Critics of the recent editions of the DSM have numerous complaints. Among objections to this Diagnostic and Statistical Manual these surface again and again:
- The diagnostic criteria codified in the DSM are based on superficial behaviors.
- The distinctions between illness and normality are artificial.
- There is obvious cultural bias in the DSM, that is, it has been written from an American, white, male perspective (and undoubtedly the first three editions of the DSM were).
- Trivial mental health disorders are included and imported mental health disorders are left out.
In light of recent events in the US, the inclusion or exclusion of certain mental health disorders will become very controversial next year, as will be explained later in this article.
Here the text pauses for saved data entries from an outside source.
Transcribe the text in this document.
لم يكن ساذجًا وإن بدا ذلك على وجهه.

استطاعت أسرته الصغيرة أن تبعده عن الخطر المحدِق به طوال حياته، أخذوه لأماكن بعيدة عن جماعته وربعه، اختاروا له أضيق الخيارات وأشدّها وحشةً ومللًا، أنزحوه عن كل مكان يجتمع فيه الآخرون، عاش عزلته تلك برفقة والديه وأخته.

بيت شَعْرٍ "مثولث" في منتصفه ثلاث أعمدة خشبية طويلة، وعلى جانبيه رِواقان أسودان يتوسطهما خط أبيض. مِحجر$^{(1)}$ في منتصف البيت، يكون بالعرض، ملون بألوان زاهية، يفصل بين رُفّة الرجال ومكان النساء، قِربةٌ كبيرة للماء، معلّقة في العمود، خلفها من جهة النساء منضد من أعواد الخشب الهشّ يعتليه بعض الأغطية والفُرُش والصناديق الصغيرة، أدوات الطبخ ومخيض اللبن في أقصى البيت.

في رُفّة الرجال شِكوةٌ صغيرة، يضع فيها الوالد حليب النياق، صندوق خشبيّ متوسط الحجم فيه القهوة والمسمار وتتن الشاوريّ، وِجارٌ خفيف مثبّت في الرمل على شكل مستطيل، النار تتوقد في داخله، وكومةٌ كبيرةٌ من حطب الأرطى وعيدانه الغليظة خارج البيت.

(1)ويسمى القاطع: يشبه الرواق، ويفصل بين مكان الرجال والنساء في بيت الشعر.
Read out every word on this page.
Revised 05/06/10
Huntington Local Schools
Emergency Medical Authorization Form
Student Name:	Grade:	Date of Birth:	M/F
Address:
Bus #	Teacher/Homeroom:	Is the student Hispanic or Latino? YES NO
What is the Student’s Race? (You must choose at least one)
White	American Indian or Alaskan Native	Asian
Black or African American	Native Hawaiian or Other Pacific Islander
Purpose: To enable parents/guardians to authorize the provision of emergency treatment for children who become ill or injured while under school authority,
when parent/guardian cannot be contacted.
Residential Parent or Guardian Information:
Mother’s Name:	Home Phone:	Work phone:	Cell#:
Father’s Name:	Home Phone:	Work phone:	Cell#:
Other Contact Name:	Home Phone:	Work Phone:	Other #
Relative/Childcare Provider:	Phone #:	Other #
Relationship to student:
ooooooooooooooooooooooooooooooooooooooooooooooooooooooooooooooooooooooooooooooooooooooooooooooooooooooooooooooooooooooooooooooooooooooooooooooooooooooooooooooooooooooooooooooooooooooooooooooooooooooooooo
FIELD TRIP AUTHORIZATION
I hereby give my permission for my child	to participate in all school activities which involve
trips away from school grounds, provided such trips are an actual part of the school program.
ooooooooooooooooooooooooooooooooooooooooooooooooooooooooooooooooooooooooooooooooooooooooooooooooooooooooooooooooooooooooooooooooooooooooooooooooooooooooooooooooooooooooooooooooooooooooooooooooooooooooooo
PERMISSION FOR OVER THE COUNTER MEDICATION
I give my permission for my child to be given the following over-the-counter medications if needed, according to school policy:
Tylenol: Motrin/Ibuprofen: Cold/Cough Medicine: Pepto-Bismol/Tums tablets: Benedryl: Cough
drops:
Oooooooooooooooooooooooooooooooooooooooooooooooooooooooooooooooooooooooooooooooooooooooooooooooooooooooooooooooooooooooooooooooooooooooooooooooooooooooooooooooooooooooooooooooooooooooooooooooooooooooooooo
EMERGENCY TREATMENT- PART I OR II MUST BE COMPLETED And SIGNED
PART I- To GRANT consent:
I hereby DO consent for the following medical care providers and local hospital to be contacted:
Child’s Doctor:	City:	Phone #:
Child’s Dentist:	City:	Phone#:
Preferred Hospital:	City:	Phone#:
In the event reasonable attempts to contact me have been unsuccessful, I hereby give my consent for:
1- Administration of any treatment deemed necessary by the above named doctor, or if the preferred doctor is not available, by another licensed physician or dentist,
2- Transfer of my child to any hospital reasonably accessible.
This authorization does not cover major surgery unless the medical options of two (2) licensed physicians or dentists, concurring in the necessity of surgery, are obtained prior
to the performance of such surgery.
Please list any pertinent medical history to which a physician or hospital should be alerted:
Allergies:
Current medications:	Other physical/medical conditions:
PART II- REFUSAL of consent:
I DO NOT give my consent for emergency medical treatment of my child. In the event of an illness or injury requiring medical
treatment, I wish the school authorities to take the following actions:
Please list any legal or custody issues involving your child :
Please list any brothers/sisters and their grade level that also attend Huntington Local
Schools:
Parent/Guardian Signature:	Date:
How Do Mental Health Professionals Use the DSM?
If you were to glance through any edition of the DSM, you would see a collection of checklists. Each checklist presents a series of symptoms. A patient might have to display some or all of the elements in a checklist to be diagnosed with the condition.
For example, a person displaying "odd" but not "dramatic" behavior might be diagnosed with a paranoid personality disorder if he or she displays a pervasive distrust of others and four or more of the following seven characteristics:
1. Unjustified belief that others are harming or exploiting him or her.
2. Preoccupation with the trustworthiness of friends or associates.
3. Reluctance to confide in others due to fear information will be used malevolently.
4. Reading hidden, threatening meanings into innocuous remarks.
5. Bearing grudges.
6. Reacting to slights or hurts not perceived by others.
7. Recurrent, unjustified, doubts or fears about spouse or sexual partner.
Four or more of these symptoms justifies, but does not require, a diagnosis of paranoid personality disorder. If a person displays just three of these symptoms, a psychiatrist may still offer treatment, but there would likely not be a diagnosis of paranoid personality disorder.
Professional judgment is still key
The American Psychiatric Association, as you might expect explicitly states that the DSM is not be used in a "cookbook" fashion. The DSM is not intended to replace professional judgment. It is a "shorthand" for psychiatrists and other mental health professionals. Changing the shorthand, however, can lead to tremendous controversy outside the psychiatric profession.